Carnival has blamed the problems aboard the CARNIVAL DREAM on a malfunction that occurred in the ship's emergency diesel generator during a routine safety test. The CARNIVAL LEGEND's problems, though at sea not in port, appear to be more in the way of an inconvenience. One of the ship's two Azipods, a directional propulsion unit, was experiencing an unspecified "technical issue" that has forced the ship to reduce its speed. Even before the latest problems, questions have been raised about the cruise industry in general and specifically Carnival, the largest line in the industry.
 
These incidents are the latest in several headline-making issues for one of the world's leading cruise lines. Four of the company's 23 ships have had problems in recent months. The cruise line has offered affected passengers refunds and discounts on future cruises. It faces a class-action lawsuit related to the TRIUMPH's last cruise, when passengers reported that food was scarce, cruise goers sweltered in the heat with no air conditioning, toilets overflowed and human waste ran down the walls in some parts of the ship.
 
The problems have also prompted one U.S. lawmaker to propose a "Cruise Ship Passenger Bill of Rights." Sen.

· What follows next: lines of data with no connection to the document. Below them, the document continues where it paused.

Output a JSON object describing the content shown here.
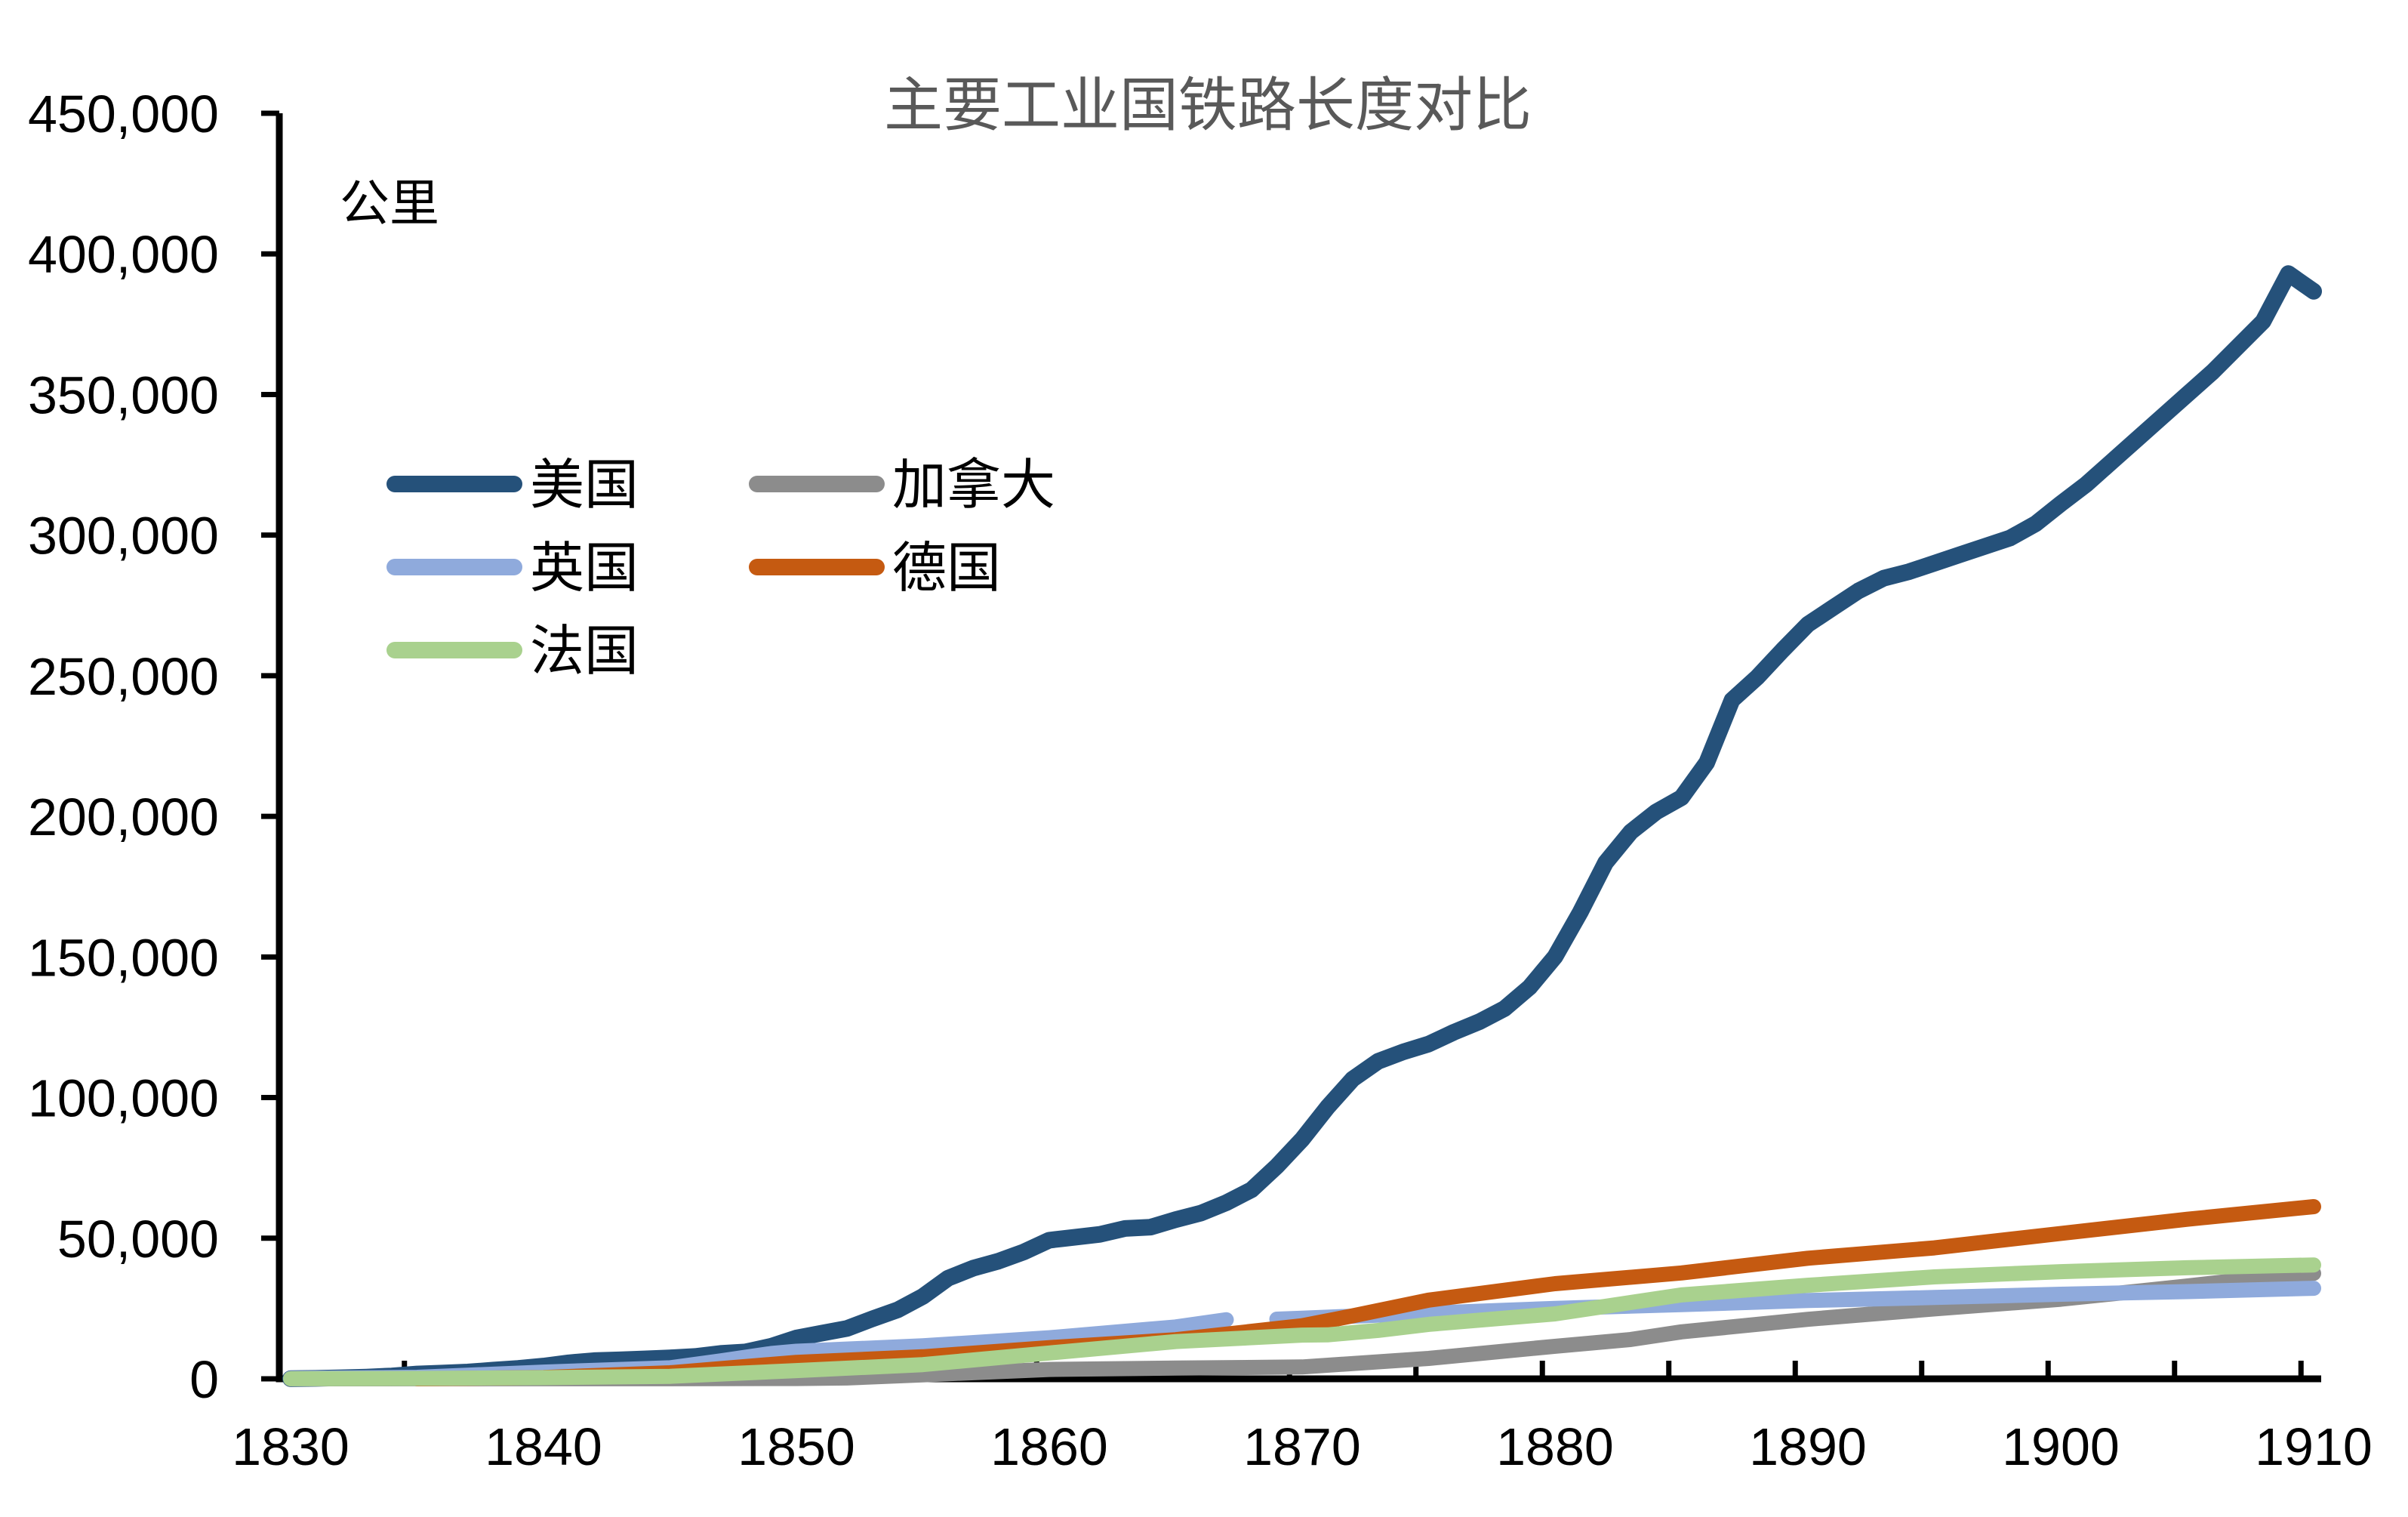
{
  "chart_data": {
    "type": "line",
    "title": "主要工业国铁路长度对比",
    "ylabel": "公里",
    "xlabel": "",
    "xlim": [
      1830,
      1910
    ],
    "ylim": [
      0,
      450000
    ],
    "y_tick_step": 50000,
    "y_tick_labels": [
      "0",
      "50,000",
      "100,000",
      "150,000",
      "200,000",
      "250,000",
      "300,000",
      "350,000",
      "400,000",
      "450,000"
    ],
    "x_tick_labels": [
      1830,
      1840,
      1850,
      1860,
      1870,
      1880,
      1890,
      1900,
      1910
    ],
    "x_boundary_tick_start": 1834.5,
    "x_boundary_tick_end": 1909.5,
    "x_boundary_tick_interval": 5,
    "grid": false,
    "legend_position": "inside-upper-left",
    "legend_columns": [
      [
        "usa",
        "uk",
        "france"
      ],
      [
        "canada",
        "germany"
      ]
    ],
    "axis_color": "#000000",
    "title_color": "#595959",
    "series": [
      {
        "id": "usa",
        "name": "美国",
        "color": "#25517A",
        "line_width": 22,
        "segments": [
          [
            [
              1830,
              64
            ],
            [
              1831,
              150
            ],
            [
              1832,
              370
            ],
            [
              1833,
              610
            ],
            [
              1834,
              1020
            ],
            [
              1835,
              1710
            ],
            [
              1836,
              2050
            ],
            [
              1837,
              2410
            ],
            [
              1838,
              3080
            ],
            [
              1839,
              3700
            ],
            [
              1840,
              4530
            ],
            [
              1841,
              5680
            ],
            [
              1842,
              6480
            ],
            [
              1843,
              6750
            ],
            [
              1844,
              7090
            ],
            [
              1845,
              7460
            ],
            [
              1846,
              7950
            ],
            [
              1847,
              9020
            ],
            [
              1848,
              9580
            ],
            [
              1849,
              11570
            ],
            [
              1850,
              14520
            ],
            [
              1851,
              16220
            ],
            [
              1852,
              17900
            ],
            [
              1853,
              21310
            ],
            [
              1854,
              24500
            ],
            [
              1855,
              29300
            ],
            [
              1856,
              35800
            ],
            [
              1857,
              39370
            ],
            [
              1858,
              41860
            ],
            [
              1859,
              45130
            ],
            [
              1860,
              49290
            ],
            [
              1861,
              50320
            ],
            [
              1862,
              51350
            ],
            [
              1863,
              53450
            ],
            [
              1864,
              53910
            ],
            [
              1865,
              56600
            ],
            [
              1866,
              58930
            ],
            [
              1867,
              62600
            ],
            [
              1868,
              67220
            ],
            [
              1869,
              75610
            ],
            [
              1870,
              85170
            ],
            [
              1871,
              96550
            ],
            [
              1872,
              106580
            ],
            [
              1873,
              112870
            ],
            [
              1874,
              116250
            ],
            [
              1875,
              119030
            ],
            [
              1876,
              123250
            ],
            [
              1877,
              126950
            ],
            [
              1878,
              131640
            ],
            [
              1879,
              139300
            ],
            [
              1880,
              150090
            ],
            [
              1881,
              165920
            ],
            [
              1882,
              183540
            ],
            [
              1883,
              194490
            ],
            [
              1884,
              201600
            ],
            [
              1885,
              206630
            ],
            [
              1886,
              219090
            ],
            [
              1887,
              241340
            ],
            [
              1888,
              249480
            ],
            [
              1889,
              259090
            ],
            [
              1890,
              268280
            ],
            [
              1891,
              274240
            ],
            [
              1892,
              280170
            ],
            [
              1893,
              284700
            ],
            [
              1894,
              287000
            ],
            [
              1895,
              290000
            ],
            [
              1896,
              293000
            ],
            [
              1897,
              296000
            ],
            [
              1898,
              299000
            ],
            [
              1899,
              304000
            ],
            [
              1900,
              311160
            ],
            [
              1901,
              318000
            ],
            [
              1902,
              326000
            ],
            [
              1903,
              334000
            ],
            [
              1904,
              342000
            ],
            [
              1905,
              350000
            ],
            [
              1906,
              358000
            ],
            [
              1907,
              367000
            ],
            [
              1908,
              376000
            ],
            [
              1909,
              393000
            ],
            [
              1910,
              386700
            ]
          ]
        ]
      },
      {
        "id": "canada",
        "name": "加拿大",
        "color": "#8C8C8C",
        "line_width": 20,
        "segments": [
          [
            [
              1830,
              0
            ],
            [
              1836,
              26
            ],
            [
              1840,
              26
            ],
            [
              1845,
              26
            ],
            [
              1850,
              106
            ],
            [
              1852,
              300
            ],
            [
              1855,
              1410
            ],
            [
              1860,
              3320
            ],
            [
              1865,
              3820
            ],
            [
              1870,
              4210
            ],
            [
              1875,
              7260
            ],
            [
              1880,
              11580
            ],
            [
              1883,
              14000
            ],
            [
              1885,
              16690
            ],
            [
              1890,
              21150
            ],
            [
              1895,
              24850
            ],
            [
              1900,
              28300
            ],
            [
              1905,
              33000
            ],
            [
              1908,
              36000
            ],
            [
              1910,
              37500
            ]
          ]
        ]
      },
      {
        "id": "uk",
        "name": "英国",
        "color": "#8FAADC",
        "line_width": 20,
        "segments": [
          [
            [
              1830,
              157
            ],
            [
              1835,
              544
            ],
            [
              1840,
              2390
            ],
            [
              1845,
              3930
            ],
            [
              1847,
              6350
            ],
            [
              1849,
              9000
            ],
            [
              1850,
              9800
            ],
            [
              1855,
              11740
            ],
            [
              1860,
              14600
            ],
            [
              1865,
              18440
            ],
            [
              1867,
              21000
            ]
          ],
          [
            [
              1869,
              21200
            ],
            [
              1870,
              21560
            ],
            [
              1875,
              23370
            ],
            [
              1880,
              25060
            ],
            [
              1885,
              26360
            ],
            [
              1890,
              27830
            ],
            [
              1895,
              28910
            ],
            [
              1900,
              30080
            ],
            [
              1905,
              31010
            ],
            [
              1910,
              32180
            ]
          ]
        ]
      },
      {
        "id": "germany",
        "name": "德国",
        "color": "#C55A11",
        "line_width": 20,
        "segments": [
          [
            [
              1835,
              6
            ],
            [
              1840,
              470
            ],
            [
              1845,
              2140
            ],
            [
              1850,
              5860
            ],
            [
              1855,
              7830
            ],
            [
              1860,
              11090
            ],
            [
              1865,
              13900
            ],
            [
              1870,
              18880
            ],
            [
              1872,
              22400
            ],
            [
              1875,
              27970
            ],
            [
              1880,
              33840
            ],
            [
              1885,
              37650
            ],
            [
              1890,
              42870
            ],
            [
              1895,
              46560
            ],
            [
              1900,
              51680
            ],
            [
              1905,
              56740
            ],
            [
              1910,
              61210
            ]
          ]
        ]
      },
      {
        "id": "france",
        "name": "法国",
        "color": "#A9D18E",
        "line_width": 20,
        "segments": [
          [
            [
              1830,
              31
            ],
            [
              1835,
              141
            ],
            [
              1840,
              410
            ],
            [
              1845,
              875
            ],
            [
              1850,
              2915
            ],
            [
              1855,
              5040
            ],
            [
              1860,
              9170
            ],
            [
              1865,
              13230
            ],
            [
              1870,
              15540
            ],
            [
              1871,
              15630
            ],
            [
              1873,
              17200
            ],
            [
              1875,
              19360
            ],
            [
              1880,
              23090
            ],
            [
              1885,
              29840
            ],
            [
              1890,
              33280
            ],
            [
              1895,
              36240
            ],
            [
              1900,
              38110
            ],
            [
              1905,
              39500
            ],
            [
              1910,
              40480
            ]
          ]
        ]
      }
    ]
  }
}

Charles Schumer, D-New York, said he was asking the cruise industry to voluntarily sign on to a list of guidelines, including the right to backup power if generators fail and the right to disembark a docked ship "if basic provisions cannot adequately be provided on board." Schumer also called on the International Maritime Organization to investigate whether cruise lines are following existing guidelines and whether existing standards are being enforced by countries where cruise ships that serve U.S. passengers are based. "Cruise ships, in large part operating outside the bounds of United States enforcement, have become the Wild West of the travel industry, and it's time to rein them in before anyone else gets hurt," Schumer said in a statement. "This bill of rights, based on work we've done with the airline industry, will ensure that passengers aren't forced to live in third world conditions or put their lives at risk when they go on vacation."